4 thoughts on “Humor for pedants

  1. Apologies in advance for these ped-antics:
    Re-minds me of a couple of mostly relevant (to this and other threads) snippets:

    a) Imperial precedents – “I am the King of Rome, and above grammar.” Emperor Sigismund at the Council of Constance 1414, to a prelate who criticized his grammar.

    b) On the (startling) invention of the idea that prose could be beautiful (not just walking language) and the invention of history, from the New Yorker:

    In Herodotus’ own time, it’s worth remembering, the idea of “beautiful prose” would have been a revolutionary one: the ancient Greeks considered prose so debased in comparison to verse that they didn’t even have a word for it until decades after the historian wrote, when they started referring to it simply as psilos logos, “naked language,” or pedzos logos, “walking language” (as opposed to the dancing, or even airborne, language of poetry).

    http://www.newyorker.com/arts/critics/books/2008/04/28/080428crbo_books_mendelsohn?currentPage=all
    Warning – normal NYer length article.

    • A great critique of, and eulogy to, Herodotus!

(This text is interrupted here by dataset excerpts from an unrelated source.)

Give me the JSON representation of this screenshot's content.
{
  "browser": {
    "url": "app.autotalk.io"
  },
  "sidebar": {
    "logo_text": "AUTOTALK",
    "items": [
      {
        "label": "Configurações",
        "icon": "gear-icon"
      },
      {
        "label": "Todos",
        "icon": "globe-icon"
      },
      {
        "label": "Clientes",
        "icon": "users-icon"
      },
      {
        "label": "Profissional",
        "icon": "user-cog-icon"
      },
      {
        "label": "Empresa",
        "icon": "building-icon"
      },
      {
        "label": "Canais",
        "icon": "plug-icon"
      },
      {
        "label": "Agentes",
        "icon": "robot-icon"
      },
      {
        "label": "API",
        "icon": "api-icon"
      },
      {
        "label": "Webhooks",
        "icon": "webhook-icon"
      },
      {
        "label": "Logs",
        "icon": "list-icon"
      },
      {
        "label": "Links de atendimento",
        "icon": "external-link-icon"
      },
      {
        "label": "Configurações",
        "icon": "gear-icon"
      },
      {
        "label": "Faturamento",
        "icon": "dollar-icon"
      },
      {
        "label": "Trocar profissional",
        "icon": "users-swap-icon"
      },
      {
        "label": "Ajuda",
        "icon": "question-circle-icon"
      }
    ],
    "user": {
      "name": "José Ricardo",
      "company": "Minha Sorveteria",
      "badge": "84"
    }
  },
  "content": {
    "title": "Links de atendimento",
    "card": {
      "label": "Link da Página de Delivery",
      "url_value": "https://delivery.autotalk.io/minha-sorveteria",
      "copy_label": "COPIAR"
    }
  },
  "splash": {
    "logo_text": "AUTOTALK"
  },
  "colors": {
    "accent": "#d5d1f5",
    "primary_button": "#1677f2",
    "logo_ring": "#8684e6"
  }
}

      Another interesting assertion: It only looks confusing or “digressive” because Herodotus, far from being an old fuddy-duddy, not nearly as sophisticated as (say) Thucydides, was two and a half millennia ahead of the technology that would have ideally suited his mentality and style. It occurs to you, as you read “The Landmark Herodotus”—with its very Herodotean footnotes, maps, charts, and illustrations—that a truly adventurous new edition of the Histories would take the digressive bits and turn them into what Herodotus would have done if only they’d existed: hyperlinks.